Caído el Muro de Berlín en 1989, los marxistas sobrevivientes han intentado desesperadamente salvar a la sustancia del accidente, es decir, la pureza de la doctrina de sus nefastas consecuencias históricas, mientras que los nuevos biógrafos del autor de El capital (1867­-1895) insisten en presentar un Marx genial, sí, pero acotado a lo que fue en principio: un pensador del siglo XIX.

Atado a su mesa en el Museo Británico, pues la pobreza y la promiscuidad le impedían trabajar en casa, donde procreó un hijo ilegítimo con la sirvienta y vio partir a dos de sus brillantes hijas hacia el matrimonio y el suicidio, Marx, dueño de una capacidad de trabajo prometeica, dejó su subsistencia material en manos de Friedrich Engels, el cofundador de su filosofía y quien en beneficio de la causa de El manifiesto comunista (1848), se convirtió en un burgués de Manchester.

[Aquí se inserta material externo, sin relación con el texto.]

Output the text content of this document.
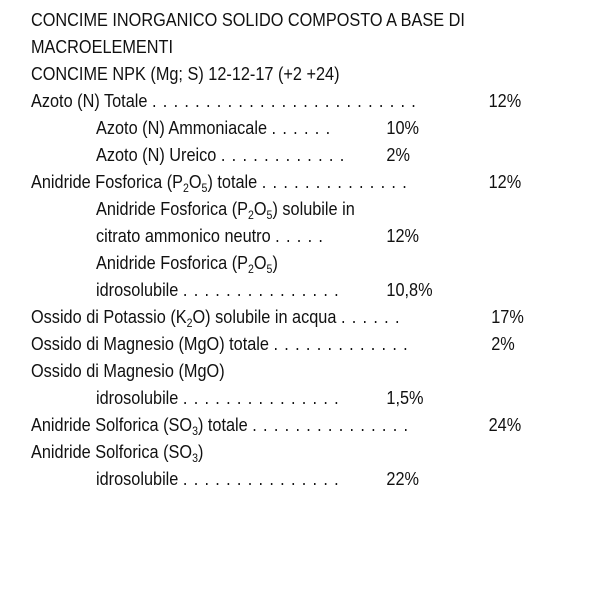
CONCIME INORGANICO SOLIDO COMPOSTO A BASE DI
MACROELEMENTI
CONCIME NPK (Mg; S) 12-12-17 (+2 +24)
Azoto (N) Totale . . . . . . . . . . . . . . . . . . . . . . . . .	12%
Azoto (N) Ammoniacale . . . . . .	10%
Azoto (N) Ureico . . . . . . . . . . . . 2%
Anidride Fosforica $(P_2O_5)$ totale . . . . . . . . . . . . . .	12%
Anidride Fosforica $(P_2O_5)$ solubile in
citrato ammonico neutro . . . . .	12%
Anidride Fosforica $(P_2O_5)$
idrosolubile . . . . . . . . . . . . . . .	10,8%
Ossido di Potassio $(K_2O)$ solubile in acqua . . . . . .	17%
Ossido di Magnesio (MgO) totale . . . . . . . . . . . . .	2%
Ossido di Magnesio (MgO)
idrosolubile . . . . . . . . . . . . . . .	1,5%
Anidride Solforica $(SO_3)$ totale . . . . . . . . . . . . . . .	24%
Anidride Solforica $(SO_3)$
idrosolubile . . . . . . . . . . . . . . .	22%
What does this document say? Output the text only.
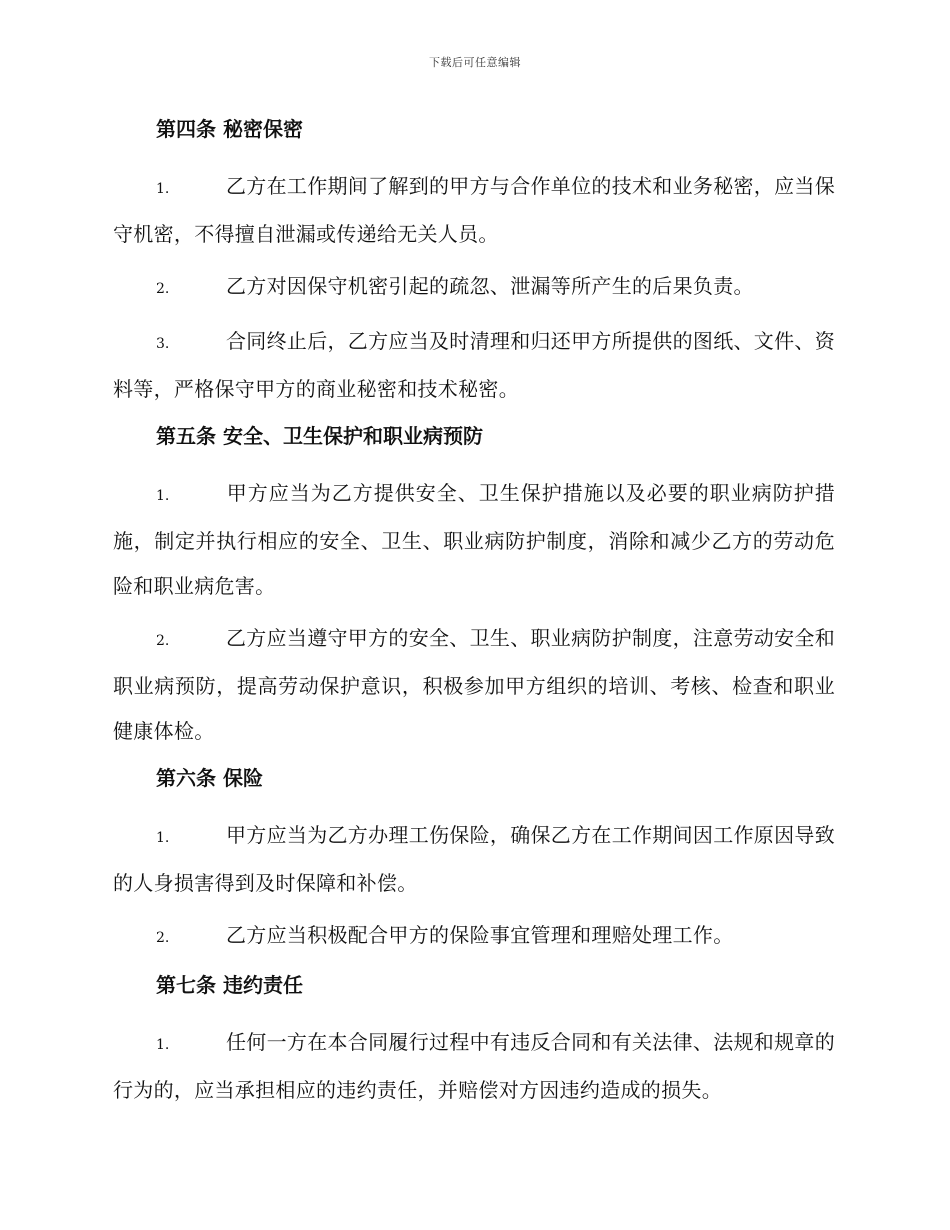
下载后可任意编辑

第四条 秘密保密

1.	乙方在工作期间了解到的甲方与合作单位的技术和业务秘密，应当保守机密，不得擅自泄漏或传递给无关人员。

2.	乙方对因保守机密引起的疏忽、泄漏等所产生的后果负责。

3.	合同终止后，乙方应当及时清理和归还甲方所提供的图纸、文件、资料等，严格保守甲方的商业秘密和技术秘密。

第五条 安全、卫生保护和职业病预防

1.	甲方应当为乙方提供安全、卫生保护措施以及必要的职业病防护措施，制定并执行相应的安全、卫生、职业病防护制度，消除和减少乙方的劳动危险和职业病危害。

2.	乙方应当遵守甲方的安全、卫生、职业病防护制度，注意劳动安全和职业病预防，提高劳动保护意识，积极参加甲方组织的培训、考核、检查和职业健康体检。

第六条 保险

1.	甲方应当为乙方办理工伤保险，确保乙方在工作期间因工作原因导致的人身损害得到及时保障和补偿。

2.	乙方应当积极配合甲方的保险事宜管理和理赔处理工作。

第七条 违约责任

1.	任何一方在本合同履行过程中有违反合同和有关法律、法规和规章的行为的，应当承担相应的违约责任，并赔偿对方因违约造成的损失。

En contraste con Adam Smith, Marx escasamente pisó las fábricas y a diferencia de Lenin, pocas veces habló ante ese proletariado industrial que reescribiría, según él, la historia.

Como el último de los economistas clásicos, el legado de Marx es a la vez portentoso y discutible: su detallada radiografía del capitalismo victoriano no pudo extrapolarse al siguiente siglo y el sistema capitalista resultó mucho más perdurable y elástico de lo que quien nació el 5 de mayo de 1818 en Tréveris, junto al río Mosela, supuso. Si bien, en las democracias avanzadas, la revolución nunca se produjo y la clase obrera, lejos de pauperizarse se benefició del empuje de las fuerzas productivas, para decirlo en los términos de Marx, los defensores de su legado afirman que la inequidad creciente e imperante en el planeta, mantiene la urgencia de su pensamiento.

Al filósofo de la historia, en aquel siglo suyo de los filósofos alemanes, le falló esa dialéctica que determinaba leyes inmutables. Lo que más detestaba, la apelación a la voluntad de las minorías revolucionarias, fue la que se impuso en Rusia, en China, en Cuba. Y las masas reclutadas las compusieron campesinos, tenidos por contrarrevolucionarios por ese lector obligado de historia de la Revolución francesa que fue Marx, un polemista feroz e inclemente: solo compite con Voltaire en acidez y acrimonia. Historiador delicioso y uno de los grandes periodistas políticos de la historia, releer a Marx nunca tiene desperdicio. Tan solo la prosa es formidable.

¿Es Marx culpable del Gulag? ¿Lo es Platón por haber diseñado la primera sociedad cerrada de la Historia? ¿Hay responsabilidad en Nietzsche porque el nazismo tomó municiones de su obra? La cuestión es espinosa. Si bien es factible la responsabilidad de un pensador por la posteridad de sus ideas, en el caso de Marx la respuesta está llena de paradojas. Inició su carrera denunciando la censura y aunque ejerció la liquidación ideológica de sus adversarios anarquistas, quienes muy pronto vieron en él un prospecto de déspota asiático, es muy difícil imaginar a este caballero respetuoso de la hospitalidad de la reina Victoria en el infierno de Stalin o Pol Pot, pues Marx también pertenece a la historia del liberalismo. Y nieto de rabinos, es protagónico en el drama antisemita: el comunismo, decía, libraría a los judíos del judaísmo, crematístico por definición.

Y cuando Marx se refería a “la dictadura del proletariado”, dice un Bertrand de Jouvenel, quien estuvo lejos de ser uno de sus propagandistas, el teórico revolucionario entendía, por dictadura, lo que los romanos: un interregno donde el uso de la fuerza termina con la anarquía y restaura a la república, que en sus términos era el fin de la Historia, el reino de la igualdad. En Marx, la más arraigada (y oculta) fe monoteísta se combinó con el cientificismo, tan optimista, de su siglo. Esa bomba de tiempo cayó en las peores manos, la de los rusos (ante quienes Marx se sentía siempre incómodo). Karl Marx no fue, como creía su ardiente admirador Hess en 1842, ni el único filósofo ni el más verdadero. Pero visto desde el año de su bicentenario, ha resultado ser –al menos para nosotros– el más decisivo.